“電子化粧”が新しい自分探しの市場をつくる

Instagram などソーシャルメディアに写真を投稿する際、自分の写真を加工する行為は“盛る”と言われソーシャルメディア好きの若い人々にとっては、もはや特別なことではありません。

目元、肌の色、輪郭、ほうれい線まで、加工アプリを駆使し、やりすぎと思われないギリギリの線を狙って写真の中の自分を理想の自分に近づける努力が日々行われています。

ソーシャルメディア世代にとって、自分像とは固定されたものではなく、TPOに合わせて変化させられる可塑性 のあるもののようです。

VRやAR技術の発展により、現実世界とデジタル世界の垣根はどんどん低くなり、未来のソーシャルメディアでは、写真に限らない、よりリアルで臨場感のある自分像を通じてコミュニケーションができるようになっているかもしれません。

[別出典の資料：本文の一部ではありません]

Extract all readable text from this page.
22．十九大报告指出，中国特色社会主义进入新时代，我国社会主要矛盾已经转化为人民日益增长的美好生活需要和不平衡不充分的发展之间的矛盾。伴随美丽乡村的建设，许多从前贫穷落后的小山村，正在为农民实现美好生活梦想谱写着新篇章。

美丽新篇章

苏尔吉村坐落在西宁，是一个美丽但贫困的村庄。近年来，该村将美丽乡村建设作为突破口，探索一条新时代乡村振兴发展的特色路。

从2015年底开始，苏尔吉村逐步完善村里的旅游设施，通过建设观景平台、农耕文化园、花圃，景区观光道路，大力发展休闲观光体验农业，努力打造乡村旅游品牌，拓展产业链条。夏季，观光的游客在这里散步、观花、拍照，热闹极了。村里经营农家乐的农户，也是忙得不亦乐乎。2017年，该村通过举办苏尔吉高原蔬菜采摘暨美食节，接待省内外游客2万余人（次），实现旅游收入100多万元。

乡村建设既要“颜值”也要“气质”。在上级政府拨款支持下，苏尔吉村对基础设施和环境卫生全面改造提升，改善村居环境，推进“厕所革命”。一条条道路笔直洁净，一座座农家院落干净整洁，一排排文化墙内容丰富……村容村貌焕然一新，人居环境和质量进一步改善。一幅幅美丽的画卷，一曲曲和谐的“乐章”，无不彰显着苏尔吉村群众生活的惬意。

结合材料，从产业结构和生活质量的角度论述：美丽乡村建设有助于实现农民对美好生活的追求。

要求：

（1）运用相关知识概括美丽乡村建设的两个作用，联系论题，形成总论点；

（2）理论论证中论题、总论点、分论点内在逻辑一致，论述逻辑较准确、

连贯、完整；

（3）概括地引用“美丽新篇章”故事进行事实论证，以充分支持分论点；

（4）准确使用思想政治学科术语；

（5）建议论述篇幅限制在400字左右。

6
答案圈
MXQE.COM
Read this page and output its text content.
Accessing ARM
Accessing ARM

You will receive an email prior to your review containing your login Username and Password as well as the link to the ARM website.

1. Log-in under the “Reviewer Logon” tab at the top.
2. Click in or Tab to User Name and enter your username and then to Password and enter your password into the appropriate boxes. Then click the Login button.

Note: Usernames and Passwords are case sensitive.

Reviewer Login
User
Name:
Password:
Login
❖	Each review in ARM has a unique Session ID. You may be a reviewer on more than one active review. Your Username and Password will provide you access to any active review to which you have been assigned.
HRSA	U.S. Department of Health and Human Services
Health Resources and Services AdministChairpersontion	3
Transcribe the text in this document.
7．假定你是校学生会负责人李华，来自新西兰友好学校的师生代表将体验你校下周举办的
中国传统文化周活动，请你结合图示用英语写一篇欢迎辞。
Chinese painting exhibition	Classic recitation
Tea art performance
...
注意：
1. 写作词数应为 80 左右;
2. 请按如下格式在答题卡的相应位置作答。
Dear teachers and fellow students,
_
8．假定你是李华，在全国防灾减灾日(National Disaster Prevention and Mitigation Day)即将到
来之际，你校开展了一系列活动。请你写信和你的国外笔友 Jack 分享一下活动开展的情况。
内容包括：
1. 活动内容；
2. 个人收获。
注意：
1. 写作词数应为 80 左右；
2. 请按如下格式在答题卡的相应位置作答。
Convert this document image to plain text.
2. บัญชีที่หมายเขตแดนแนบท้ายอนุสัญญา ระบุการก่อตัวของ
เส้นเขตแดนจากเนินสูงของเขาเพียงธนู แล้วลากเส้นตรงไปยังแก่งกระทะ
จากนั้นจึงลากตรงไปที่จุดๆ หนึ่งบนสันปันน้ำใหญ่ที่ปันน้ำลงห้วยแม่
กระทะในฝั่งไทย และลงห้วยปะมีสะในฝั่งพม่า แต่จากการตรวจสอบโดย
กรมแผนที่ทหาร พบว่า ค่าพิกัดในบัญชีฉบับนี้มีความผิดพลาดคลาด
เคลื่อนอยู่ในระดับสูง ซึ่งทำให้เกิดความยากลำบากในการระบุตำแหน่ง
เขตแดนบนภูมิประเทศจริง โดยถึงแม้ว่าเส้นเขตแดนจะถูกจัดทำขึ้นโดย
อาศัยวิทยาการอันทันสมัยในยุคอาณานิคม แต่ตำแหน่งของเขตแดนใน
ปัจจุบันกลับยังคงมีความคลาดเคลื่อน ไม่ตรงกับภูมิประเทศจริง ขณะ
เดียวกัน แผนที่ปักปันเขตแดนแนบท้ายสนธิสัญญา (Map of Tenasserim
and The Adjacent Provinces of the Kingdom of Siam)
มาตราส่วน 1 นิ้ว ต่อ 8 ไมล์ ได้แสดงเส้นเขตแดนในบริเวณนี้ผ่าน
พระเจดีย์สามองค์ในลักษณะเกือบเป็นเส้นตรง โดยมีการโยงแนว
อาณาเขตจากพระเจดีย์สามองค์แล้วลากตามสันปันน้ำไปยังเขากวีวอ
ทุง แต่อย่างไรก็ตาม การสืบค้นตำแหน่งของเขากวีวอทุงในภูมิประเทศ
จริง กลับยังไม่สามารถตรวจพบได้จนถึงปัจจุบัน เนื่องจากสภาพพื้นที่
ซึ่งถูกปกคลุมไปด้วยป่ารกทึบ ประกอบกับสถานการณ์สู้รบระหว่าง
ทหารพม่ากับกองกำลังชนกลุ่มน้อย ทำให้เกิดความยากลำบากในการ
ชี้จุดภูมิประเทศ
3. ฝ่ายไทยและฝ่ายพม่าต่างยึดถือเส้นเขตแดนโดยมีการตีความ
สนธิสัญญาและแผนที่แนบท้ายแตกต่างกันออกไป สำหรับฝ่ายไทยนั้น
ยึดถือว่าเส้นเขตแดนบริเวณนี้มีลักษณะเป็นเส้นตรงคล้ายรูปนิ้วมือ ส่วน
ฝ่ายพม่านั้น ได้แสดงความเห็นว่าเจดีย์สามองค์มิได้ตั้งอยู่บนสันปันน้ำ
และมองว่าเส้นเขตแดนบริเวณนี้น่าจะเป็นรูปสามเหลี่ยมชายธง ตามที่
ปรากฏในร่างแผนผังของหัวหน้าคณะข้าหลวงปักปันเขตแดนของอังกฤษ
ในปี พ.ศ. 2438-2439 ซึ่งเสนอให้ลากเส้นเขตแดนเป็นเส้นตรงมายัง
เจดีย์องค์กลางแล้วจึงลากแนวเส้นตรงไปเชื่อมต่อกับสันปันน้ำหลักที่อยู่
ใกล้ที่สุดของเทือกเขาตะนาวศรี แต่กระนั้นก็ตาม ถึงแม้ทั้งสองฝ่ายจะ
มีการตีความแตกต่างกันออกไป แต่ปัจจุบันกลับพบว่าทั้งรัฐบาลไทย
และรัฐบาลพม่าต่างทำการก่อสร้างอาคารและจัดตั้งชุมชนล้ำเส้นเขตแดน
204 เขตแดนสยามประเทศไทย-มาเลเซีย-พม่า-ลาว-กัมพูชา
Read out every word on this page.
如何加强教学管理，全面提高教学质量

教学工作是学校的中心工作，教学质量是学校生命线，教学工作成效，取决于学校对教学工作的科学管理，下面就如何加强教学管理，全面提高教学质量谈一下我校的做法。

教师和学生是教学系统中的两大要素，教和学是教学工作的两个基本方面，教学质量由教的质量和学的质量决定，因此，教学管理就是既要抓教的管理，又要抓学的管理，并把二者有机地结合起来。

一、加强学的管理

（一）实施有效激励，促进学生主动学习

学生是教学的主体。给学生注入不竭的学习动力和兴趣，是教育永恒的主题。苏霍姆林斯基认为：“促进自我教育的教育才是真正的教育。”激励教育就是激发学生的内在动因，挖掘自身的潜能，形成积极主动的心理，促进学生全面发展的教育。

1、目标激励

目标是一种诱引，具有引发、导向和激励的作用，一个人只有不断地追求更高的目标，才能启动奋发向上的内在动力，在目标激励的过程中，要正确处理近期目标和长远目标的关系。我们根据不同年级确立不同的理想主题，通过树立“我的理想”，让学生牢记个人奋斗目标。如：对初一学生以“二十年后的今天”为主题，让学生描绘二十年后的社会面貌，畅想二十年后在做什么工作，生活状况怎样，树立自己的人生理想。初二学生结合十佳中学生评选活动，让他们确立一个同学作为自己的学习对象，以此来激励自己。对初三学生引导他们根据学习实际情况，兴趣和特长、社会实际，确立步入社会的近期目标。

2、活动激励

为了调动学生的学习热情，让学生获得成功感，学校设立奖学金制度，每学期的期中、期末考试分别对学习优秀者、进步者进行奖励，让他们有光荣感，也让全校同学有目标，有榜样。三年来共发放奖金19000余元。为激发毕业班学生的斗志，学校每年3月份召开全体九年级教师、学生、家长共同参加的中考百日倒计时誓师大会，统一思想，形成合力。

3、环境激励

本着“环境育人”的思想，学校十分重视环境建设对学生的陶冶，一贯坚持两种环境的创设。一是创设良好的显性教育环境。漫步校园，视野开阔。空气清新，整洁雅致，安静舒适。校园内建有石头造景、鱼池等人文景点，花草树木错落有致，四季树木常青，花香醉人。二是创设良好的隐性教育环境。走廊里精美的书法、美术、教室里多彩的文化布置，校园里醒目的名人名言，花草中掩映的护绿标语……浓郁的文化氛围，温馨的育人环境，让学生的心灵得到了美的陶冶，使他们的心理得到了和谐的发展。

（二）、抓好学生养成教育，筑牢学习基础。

そうなると、現実の自分像の価値は相対的に減少し、ネットを介してより多くの人々と交流するチャンスがあるソーシャルメディア上でのバーチャルな自分像の方がより重要だという、ある意味価値の逆転が生まれてくるでしょう。

そんな世の中では、お金を払ってでもソーシャルメディア向け理想の自己像をとことん追求したいという、いわば“電子化粧”の需要が本格化していくのではないでしょうか。

電子化粧

タレントやモデルのように、個人が専属“デジタル”メイクアップアーティストを雇うなんてこともあるかもしれません。“デジタル”メイクアップアーティストの技は、機械による加工臭のない、自然で豊かなニュアンスもった理想の自分像を実現してくれるでしょう。

現実世界で、自分の見え方を変えようとしても、自分本来の顔つきや体型など物理的な制限が存在します。しかし、“電子化粧”の世界に、物理的な限界はありません。

理想の自分探しという、際限のない人々の欲求を受けとめることができる“電子化粧”は、存外大きな市場を形成するかもしれません。